So that is what I tried to do.
There is the main plot device of the words “SOME PIG,” “TERRIFIC,”
“RADIANT” and “HUMBLE” appearing in the threads of Charlotte A. Cavatica’s webs
in Zuckerman’s barn and the fairgrounds, of course. No one understands how
words could appear in a spider’s web, because it seems utterly fantastic. But
again, Dr. Dorian serves as a voice of reason: “I don’t understand it…None of
us do. I’m a doctor. Doctors are supposed to understand everything. But I don’t
understand everything, and I don’t intend to let it worry me” (108-10). Since
“doctor” comes from the Latin “to teach,” this bit of wordplay in that
statement about “having to understand everything” is doubly worthwhile. After
all, isn’t part of the reason that professors and teachers continue to seek out
new perspectives and knowledge of their subjects because they wish to learn
more? And if we tried to understand
everything, we would quickly go crazy, an observation which Chesterton expands
upon in his earlier Orthodoxy essays
“The Maniac” and “The Suicide of Thought.”
Another bit of humorous observation about writing occurs during the
initial barn-wide planning meeting, where Wilbur protests that he’s not terrific, only to be quickly
overruled by Charlotte’s snarky-yet-sensible reply: “That doesn’t make a particle
of difference. Not a particle. People believe almost anything they see in
print” (89). This is sadly true, and can be seen by reading the political
coverage in newspapers or on Facebook. People are quite easy to fool.
In an essay remembering his Cornell professor William Strunk, White
describes his own process of writing this way: “I write by ear, always with
difficulty and seldom with any notion of what is taking place under the hood” (White,
Essays 256). Is that comment a little
strange, coming from the editor/co-author (with Strunk) of The Elements of Style, one of the most influential books on writing
in history? Kind of. But at the end of the day, the words that White hammered
out just worked. They connected with
people, and explained clearly the simple, often-forgotten parts of life’s daily
existence in a rural setting. And that’s what counts. Perhaps with the closing
lines, he was hoping they could be his epitaph: “It is not often that someone
comes along who is a true friend and a good writer. Charlotte was both” (184).
I know that I would be honored to have people say about me.
Works
Cited
Chesterton, G.K.
“The Ethics of Elfland.” 1908. Orthodoxy.

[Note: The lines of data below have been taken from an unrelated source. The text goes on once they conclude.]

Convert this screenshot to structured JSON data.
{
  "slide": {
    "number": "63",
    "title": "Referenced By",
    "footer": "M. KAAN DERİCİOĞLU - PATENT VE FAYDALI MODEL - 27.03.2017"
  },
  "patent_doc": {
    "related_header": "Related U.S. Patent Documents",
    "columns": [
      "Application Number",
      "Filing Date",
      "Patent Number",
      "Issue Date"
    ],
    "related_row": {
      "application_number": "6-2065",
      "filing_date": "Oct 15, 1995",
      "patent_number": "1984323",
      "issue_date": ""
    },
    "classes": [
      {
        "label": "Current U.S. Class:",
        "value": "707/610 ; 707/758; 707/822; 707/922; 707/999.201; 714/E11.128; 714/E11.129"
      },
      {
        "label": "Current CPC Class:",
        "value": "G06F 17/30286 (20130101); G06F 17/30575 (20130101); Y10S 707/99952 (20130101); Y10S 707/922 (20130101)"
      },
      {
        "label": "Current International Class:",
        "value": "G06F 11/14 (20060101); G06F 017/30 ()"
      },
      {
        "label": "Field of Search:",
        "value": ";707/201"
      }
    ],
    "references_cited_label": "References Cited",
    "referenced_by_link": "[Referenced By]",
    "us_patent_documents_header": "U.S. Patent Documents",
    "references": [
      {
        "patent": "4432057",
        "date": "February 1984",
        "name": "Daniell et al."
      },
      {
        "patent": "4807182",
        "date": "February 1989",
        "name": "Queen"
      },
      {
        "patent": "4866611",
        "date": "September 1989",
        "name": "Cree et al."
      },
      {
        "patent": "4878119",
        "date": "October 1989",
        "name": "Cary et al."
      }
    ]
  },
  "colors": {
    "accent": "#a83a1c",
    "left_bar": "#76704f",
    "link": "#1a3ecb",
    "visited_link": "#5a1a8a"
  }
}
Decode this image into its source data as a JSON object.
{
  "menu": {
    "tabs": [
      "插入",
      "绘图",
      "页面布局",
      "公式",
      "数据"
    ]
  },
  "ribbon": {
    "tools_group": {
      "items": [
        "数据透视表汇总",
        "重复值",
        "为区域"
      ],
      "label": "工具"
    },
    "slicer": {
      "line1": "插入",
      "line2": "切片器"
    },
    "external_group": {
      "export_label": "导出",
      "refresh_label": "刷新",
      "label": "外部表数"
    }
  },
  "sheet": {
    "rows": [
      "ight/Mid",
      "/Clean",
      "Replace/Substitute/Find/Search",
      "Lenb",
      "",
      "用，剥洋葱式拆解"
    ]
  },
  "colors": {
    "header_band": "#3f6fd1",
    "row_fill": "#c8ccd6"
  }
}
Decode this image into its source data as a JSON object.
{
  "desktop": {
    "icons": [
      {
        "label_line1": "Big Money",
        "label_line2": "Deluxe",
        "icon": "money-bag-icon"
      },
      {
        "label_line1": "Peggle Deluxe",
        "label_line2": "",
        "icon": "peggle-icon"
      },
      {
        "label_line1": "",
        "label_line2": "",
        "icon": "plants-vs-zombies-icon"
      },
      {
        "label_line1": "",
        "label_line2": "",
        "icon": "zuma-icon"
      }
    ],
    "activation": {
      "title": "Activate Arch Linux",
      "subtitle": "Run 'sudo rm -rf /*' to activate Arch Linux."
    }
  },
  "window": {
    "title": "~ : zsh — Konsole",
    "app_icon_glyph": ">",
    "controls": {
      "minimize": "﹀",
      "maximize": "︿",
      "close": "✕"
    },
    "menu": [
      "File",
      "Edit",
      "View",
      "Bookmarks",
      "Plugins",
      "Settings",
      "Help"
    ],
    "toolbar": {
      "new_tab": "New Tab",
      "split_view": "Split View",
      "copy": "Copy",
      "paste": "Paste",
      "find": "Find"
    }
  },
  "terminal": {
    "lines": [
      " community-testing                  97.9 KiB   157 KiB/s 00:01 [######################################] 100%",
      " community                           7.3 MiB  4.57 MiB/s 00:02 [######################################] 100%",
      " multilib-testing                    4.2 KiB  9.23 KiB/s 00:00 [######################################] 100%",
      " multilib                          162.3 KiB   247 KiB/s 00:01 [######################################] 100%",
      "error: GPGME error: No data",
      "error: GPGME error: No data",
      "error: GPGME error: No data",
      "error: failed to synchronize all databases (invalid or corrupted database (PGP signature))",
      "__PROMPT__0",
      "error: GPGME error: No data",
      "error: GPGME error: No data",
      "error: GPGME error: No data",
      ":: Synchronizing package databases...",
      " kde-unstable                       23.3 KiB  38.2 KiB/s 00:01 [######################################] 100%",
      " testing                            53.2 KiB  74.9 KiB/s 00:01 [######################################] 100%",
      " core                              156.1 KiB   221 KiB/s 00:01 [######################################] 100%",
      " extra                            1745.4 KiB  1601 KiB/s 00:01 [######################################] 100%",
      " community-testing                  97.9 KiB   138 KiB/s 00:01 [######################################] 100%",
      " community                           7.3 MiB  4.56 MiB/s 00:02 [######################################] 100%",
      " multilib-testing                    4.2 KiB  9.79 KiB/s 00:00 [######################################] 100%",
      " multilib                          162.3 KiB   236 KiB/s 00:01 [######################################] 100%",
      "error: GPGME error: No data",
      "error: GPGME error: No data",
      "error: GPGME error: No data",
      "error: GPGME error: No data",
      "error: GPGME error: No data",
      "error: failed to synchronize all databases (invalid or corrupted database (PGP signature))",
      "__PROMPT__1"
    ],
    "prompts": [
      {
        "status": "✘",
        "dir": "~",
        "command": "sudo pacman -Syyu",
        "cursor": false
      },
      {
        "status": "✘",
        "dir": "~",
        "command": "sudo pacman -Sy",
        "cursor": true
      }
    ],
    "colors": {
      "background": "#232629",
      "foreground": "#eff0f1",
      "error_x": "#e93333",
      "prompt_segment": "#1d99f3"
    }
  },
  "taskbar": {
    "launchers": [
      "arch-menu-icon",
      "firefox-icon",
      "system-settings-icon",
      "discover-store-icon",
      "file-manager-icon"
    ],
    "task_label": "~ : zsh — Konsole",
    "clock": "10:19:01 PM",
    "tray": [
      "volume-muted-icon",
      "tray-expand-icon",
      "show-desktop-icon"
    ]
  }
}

Ignatius Press, pp. 51-70, 1995.
DiCamillo, Kate.
Foreword by Kate DiCamillo. Charlotte’s
Web, by E.B. White. 60th Anniversary edition. Illus. Garth
Williams. 1952, HarperCollins, 2012, pp. v-vii.
Cordell, Melinda
R. “E.B. White and His Spiders.” Illus. Meredith Johnson. Highlights for Children, Vol. 63, No. 10, October 2008, pp. 32-33.
EBSCO. Accessed on 28 September 2016. Web.
L’Amour, Louis.
“In the Beginning, There Was the Story…” The
Sackett Companion. Bantam Books, pp. 261-262, 1988.
Misheff, Sue.
“Beneath the Web and Under the Stream: The Search for Safe Places in Charlotte’s Web and Bridge to Terbithia.” Children’s
Literature in Education, vol. 29, No. 3, 1998, pp. 131-141. EBSCO. Accessed on 29 September 2016. Web.
White, E.B. Charlotte’s Web. 60th
Anniversary edition. Illus. Garth Williams. 1952, HarperCollins, 2012.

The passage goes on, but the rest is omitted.